UT community hopes for speedy Supreme Court decision on Texas’ new abortion law

Marisa Huerta, News Reporter

Some UT community members are hopeful the U.S. Supreme Court will overturn Texas’ new restrictive abortion law after the court started hearing oral arguments Nov. 1 for two cases against its enforcement.

The issue being argued in one of the cases is not if a ban on abortion is unconstitutional, but rather how abortion providers can evade the threat of lawsuit, UT law professor Elizabeth Sepper said. Senate Bill 8 went into effect Sept. 1, and bans abortions as early as six weeks into pregnancy or upon detection of a fetal heartbeat. The law also allows private citizens to sue those who recieve, provide or aid an abortion.

Following various protests and social movements across the country, the United States Department of Justice filed suit against the state of Texas in September, challenging the constitutionality of the law. In another case, Whole Woman’s Health filed suit on behalf of several other abortion providers to block state clerks from accepting any lawsuits pertaining to Senate Bill 8 filed by Texas citizens.

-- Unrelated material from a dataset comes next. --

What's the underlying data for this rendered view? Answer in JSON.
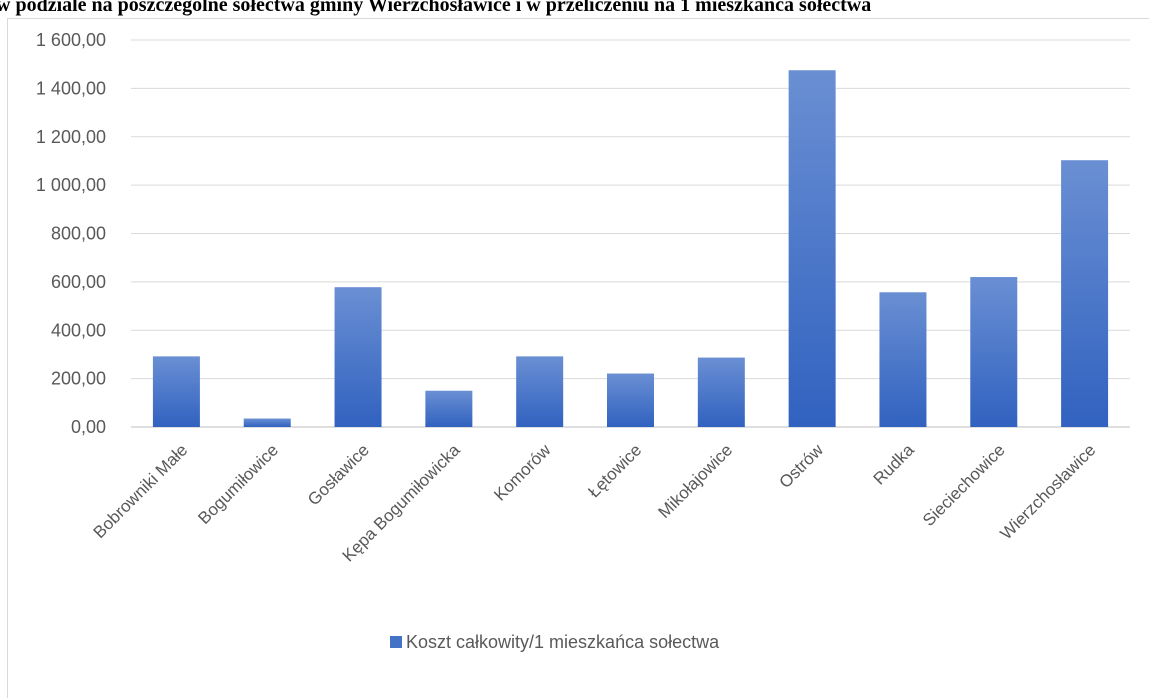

“(Senate Bill 8) is quite obviously an attempt to do an end run around the U.S. Constitution, so in that sense, it suggests the Constitution is not supreme,” Sepper said. “Right now, the rule of (Senate Bill 8) is prevailing over the constitutional rule that says abortion has to be legal until viability.”

Texas citizens who enforce the abortion law would do so by bringing civil lawsuits to those who aid in abortion care, including abortion funds and doctors, said Cristina Parker, communications director at The Lilith Fund for Reproductive Equity. The Lilith Fund is one of many plaintiffs in the abortion providers’ case brought to the Supreme Court.

“The rights and lives of Texans have been absolutely devastated by this for 70 days,” Parker said. “That’s a long time for people in a state to have lost access to a fundamental right for an essential health care procedure like abortion.”

Proving Senate Bill 8 is unconstitutional will be tricky, Sepper said, because the law is not enforced by the state itself, but by citizens who report abortions. This makes the process through the federal courts to deem the law unconstitutional more difficult.

“So whether there is a path through the federal courts to challenge Senate Bill 8 after argument, it seems likely that the answer will be ‘yes’ for abortion providers, and more likely the answer will be ‘no’ for the United States v. Texas,” Sepper said.

Sepper said another issue with Senate Bill 8 is that no one has been convicted under the law yet and the only time a law’s constitutionality can be questioned is during the trial and appeal process. So the abortion providers are arguing based on hypothetical situations of someone suing, which was Chief Justice John Roberts’s concern during the hearing.

University Democrats President Eleanor Walter said she would like to see more action from the Supreme Court against Senate Bill 8 and hopes it will respect the precedent that Roe v. Wade has set by overturning it.

“If I were walking home at night, as I often do, and someone attacked me and raped me, and I got pregnant, I wouldn’t be able to do anything,” said Walter, a government and theater studies junior. “That’s a reality that me and many of my friends have to live with.”